Lean Manufacturing Tools: Kanban 2 Bin Pull System

What is kanban?

Kanban is a physical or digital signal that triggers production activities in small batches, and only when needed! It comes in various forms including: a kanban card, a 2 bin system, or kanban supermarket.

Why does kanban matter?

It’s not always possible to create one-piece flow or continuous flow between all operations. In these situations a pull system is useful to “pull” material and information to where it is needed.

With these two strategies (pull systems and continuous flow) the wastes of traditional batch-and-queue manufacturing can be wonderfully reduced.

#11 Quick Changeover (aka SMED)

Lean Manufacturing Tools: Quick Changeover Internal vs External Time

What is a quick changeover?

A quick changeover is a strategy of reducing setup times associated with changeover activities. In many cases, setups can be reduced to a “single digit” i.e. less than 10 minutes.

This is a synonym for the Toyota term “single minute exchange of die” (SMED).

Why do quick changeovers matter?

Reducing batch size is cost-prohibitive for equipment designed for batch processing unless the setup time can be reduced.

By applying quick changeover concepts and reducing setup times, the batch size is reduced, work in process (WIP) inventories are reduced, and flow is improved.

#12 Value Stream Mapping (VSM)

Lean Manufacturing Tools: Value Stream Map Example

What is value stream mapping?

Value stream mapping is a tool used to draw, analyze, and improve the flow of material and information through a “value stream.” The value stream is the complete series of activities required to produce a product or service from start to finish.

Why does value stream mapping matter?

This tool allows management to strategically redesign a value stream from its current state into a desired future state.

It can be used to plan the conversion of entire product families from traditional methods into lean methods of continuous flow and pull.

#13 Jidoka

Lean Manufacturing Tools: Jidoka & Andon Example

What is jidoka?

Built-in quality, automation with abnormality detection, andon, and multi-process handling are all contained within the concept of jidoka.

With this practice in play, equipment, team members, and processes immediately stop whenever a problem or abnormality is detected.

Why does jidoka matter?

Jidoka is a mindset and set of practices used to create world class first time quality. Instead of endlessly firefighting, lean organizations apply jidoka methods to build quality in at the source.

#14 Problem Solving

Lean Manufacturing Tools: Two Types of Problem-Solving

What is problem solving?

Lean problem-solving typically draws from an common assortment of tools and a clear problem-solving process.
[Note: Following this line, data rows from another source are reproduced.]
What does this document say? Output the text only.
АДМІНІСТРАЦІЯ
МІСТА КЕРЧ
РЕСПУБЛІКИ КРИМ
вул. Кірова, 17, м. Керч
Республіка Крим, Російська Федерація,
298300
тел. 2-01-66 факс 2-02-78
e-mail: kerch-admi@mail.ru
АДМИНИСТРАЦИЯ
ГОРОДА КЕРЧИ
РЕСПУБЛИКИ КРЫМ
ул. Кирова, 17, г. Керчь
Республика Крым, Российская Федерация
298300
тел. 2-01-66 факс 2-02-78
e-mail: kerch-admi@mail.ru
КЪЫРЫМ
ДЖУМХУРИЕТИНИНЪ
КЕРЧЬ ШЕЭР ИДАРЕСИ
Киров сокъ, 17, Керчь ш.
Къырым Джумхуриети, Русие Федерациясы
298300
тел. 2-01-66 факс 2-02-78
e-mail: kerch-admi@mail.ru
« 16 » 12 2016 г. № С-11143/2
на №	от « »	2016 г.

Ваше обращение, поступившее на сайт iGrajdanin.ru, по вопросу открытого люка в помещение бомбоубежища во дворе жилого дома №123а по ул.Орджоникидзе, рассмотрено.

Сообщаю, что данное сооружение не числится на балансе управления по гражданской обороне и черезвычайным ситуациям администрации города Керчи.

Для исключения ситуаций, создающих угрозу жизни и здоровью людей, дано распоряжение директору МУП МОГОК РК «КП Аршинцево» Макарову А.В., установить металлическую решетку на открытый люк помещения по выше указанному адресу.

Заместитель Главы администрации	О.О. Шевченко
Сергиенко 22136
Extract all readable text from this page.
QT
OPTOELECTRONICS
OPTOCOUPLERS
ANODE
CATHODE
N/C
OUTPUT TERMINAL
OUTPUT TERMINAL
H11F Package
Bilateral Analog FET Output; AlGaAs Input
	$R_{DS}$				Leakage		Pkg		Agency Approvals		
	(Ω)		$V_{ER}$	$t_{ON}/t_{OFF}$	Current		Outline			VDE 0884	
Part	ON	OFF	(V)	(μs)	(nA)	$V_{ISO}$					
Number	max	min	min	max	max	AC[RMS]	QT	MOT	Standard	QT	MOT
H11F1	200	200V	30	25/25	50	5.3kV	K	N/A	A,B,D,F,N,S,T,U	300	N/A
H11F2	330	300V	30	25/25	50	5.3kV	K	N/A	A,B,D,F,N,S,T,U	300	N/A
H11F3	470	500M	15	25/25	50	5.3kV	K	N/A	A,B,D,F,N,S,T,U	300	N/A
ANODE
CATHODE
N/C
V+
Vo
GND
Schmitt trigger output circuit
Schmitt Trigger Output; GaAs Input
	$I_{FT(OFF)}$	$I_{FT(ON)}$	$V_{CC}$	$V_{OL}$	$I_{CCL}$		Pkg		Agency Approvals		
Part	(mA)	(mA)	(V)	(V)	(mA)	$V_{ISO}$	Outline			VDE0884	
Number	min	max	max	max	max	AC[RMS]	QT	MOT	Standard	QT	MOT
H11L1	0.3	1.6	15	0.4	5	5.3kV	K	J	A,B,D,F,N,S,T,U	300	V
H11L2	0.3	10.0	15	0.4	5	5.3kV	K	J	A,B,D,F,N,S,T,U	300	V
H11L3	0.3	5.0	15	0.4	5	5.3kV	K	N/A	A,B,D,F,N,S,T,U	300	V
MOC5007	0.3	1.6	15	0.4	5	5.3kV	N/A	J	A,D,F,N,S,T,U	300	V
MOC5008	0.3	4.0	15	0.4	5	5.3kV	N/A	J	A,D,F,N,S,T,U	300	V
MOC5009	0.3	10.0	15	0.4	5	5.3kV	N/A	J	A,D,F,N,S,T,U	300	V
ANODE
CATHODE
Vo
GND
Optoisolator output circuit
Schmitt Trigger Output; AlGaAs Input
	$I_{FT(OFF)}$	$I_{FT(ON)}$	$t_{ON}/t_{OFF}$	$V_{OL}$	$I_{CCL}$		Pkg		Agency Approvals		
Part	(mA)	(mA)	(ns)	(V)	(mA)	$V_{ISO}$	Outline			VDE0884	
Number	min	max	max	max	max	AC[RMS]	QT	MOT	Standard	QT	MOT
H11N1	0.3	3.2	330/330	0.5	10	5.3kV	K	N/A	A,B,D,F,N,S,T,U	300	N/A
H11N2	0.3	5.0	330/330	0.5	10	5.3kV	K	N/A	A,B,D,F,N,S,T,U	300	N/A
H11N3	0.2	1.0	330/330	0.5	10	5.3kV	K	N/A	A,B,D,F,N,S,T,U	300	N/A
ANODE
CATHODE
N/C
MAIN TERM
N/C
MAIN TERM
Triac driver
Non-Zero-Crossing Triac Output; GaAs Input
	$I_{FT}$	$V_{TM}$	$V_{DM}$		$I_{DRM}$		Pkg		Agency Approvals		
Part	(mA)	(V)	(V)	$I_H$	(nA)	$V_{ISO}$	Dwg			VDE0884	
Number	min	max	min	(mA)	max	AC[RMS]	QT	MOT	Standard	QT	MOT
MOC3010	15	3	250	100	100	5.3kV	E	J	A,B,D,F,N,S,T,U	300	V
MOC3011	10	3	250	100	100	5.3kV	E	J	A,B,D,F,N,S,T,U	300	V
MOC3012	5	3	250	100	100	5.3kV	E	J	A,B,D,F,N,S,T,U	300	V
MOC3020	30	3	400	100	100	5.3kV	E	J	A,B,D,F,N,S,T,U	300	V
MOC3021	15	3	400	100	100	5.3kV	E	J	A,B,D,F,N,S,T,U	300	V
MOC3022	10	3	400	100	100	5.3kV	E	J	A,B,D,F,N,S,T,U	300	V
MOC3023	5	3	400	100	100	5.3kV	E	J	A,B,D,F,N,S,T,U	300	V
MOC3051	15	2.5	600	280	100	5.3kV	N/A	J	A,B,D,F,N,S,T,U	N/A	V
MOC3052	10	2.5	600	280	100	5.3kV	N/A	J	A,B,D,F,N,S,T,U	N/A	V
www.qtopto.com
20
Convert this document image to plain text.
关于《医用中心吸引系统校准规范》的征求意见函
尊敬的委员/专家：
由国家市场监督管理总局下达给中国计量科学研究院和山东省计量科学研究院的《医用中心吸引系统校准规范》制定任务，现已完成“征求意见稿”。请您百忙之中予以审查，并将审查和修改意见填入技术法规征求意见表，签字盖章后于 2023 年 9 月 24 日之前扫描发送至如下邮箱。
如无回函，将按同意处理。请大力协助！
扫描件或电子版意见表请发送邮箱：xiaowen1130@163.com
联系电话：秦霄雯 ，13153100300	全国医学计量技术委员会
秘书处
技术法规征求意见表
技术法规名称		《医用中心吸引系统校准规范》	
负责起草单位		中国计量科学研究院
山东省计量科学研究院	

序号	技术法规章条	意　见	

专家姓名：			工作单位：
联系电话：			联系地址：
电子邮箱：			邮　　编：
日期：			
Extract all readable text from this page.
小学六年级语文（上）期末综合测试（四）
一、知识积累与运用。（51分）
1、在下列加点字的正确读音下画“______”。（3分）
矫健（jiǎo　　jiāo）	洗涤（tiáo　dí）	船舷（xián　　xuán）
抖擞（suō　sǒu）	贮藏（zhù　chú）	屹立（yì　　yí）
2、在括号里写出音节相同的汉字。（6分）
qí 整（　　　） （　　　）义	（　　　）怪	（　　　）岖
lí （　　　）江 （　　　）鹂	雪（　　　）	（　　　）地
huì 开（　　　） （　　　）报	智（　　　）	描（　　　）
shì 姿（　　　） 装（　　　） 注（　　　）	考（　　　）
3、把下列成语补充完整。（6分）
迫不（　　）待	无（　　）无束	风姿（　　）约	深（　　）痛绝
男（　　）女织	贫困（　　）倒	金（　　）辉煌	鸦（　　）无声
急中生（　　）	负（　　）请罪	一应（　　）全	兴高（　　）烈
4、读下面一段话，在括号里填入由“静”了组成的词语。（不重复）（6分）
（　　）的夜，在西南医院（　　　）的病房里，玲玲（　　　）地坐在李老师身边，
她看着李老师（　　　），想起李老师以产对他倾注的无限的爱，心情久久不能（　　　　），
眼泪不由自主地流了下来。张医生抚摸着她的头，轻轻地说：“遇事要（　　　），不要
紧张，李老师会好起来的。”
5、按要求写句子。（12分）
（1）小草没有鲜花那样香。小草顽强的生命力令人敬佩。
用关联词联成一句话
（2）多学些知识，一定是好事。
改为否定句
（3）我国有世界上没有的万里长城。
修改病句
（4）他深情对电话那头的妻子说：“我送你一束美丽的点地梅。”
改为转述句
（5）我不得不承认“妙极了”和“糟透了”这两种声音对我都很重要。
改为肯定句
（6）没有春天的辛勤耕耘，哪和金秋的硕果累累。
This problem-solving process is characterized by defining problems in the context of the big picture, thinking multi-dimensionally, going to the gemba, applying the PDCA cycle (Deming Cycle), and documenting the problem-solving effort in a standard format.

Why does problem solving matter?

Disciplined and scientific problem-solving is at the core of lean thinking. To make progress and reach your goals, you’ll have to learn how to flex these problem-solving muscles.

#15 Lean Management

Lean Manufacturing Tools: Traditional vs Lean Management

What is lean management?

Lean management is a “paradigm-shift” from traditional management and can be understood through cultural artifacts of lean management and less tangible management behavior.

The cultural artifacts are often captured through the trinity of practices of leader standard work, a daily accountability process, and visual controls.

Less tangible cultural characteristics include humility, elevating the role of the team leader and team member, learn by doing, scientific experimentation, failing early and often, and more.

Why does lean management matter?

Lean tools don’t stick unless the management system is also converted towards lean management practices.

If you’re going to “become lean,” you can’t overlook the importance of transforming your management system and underlying beliefs and practices.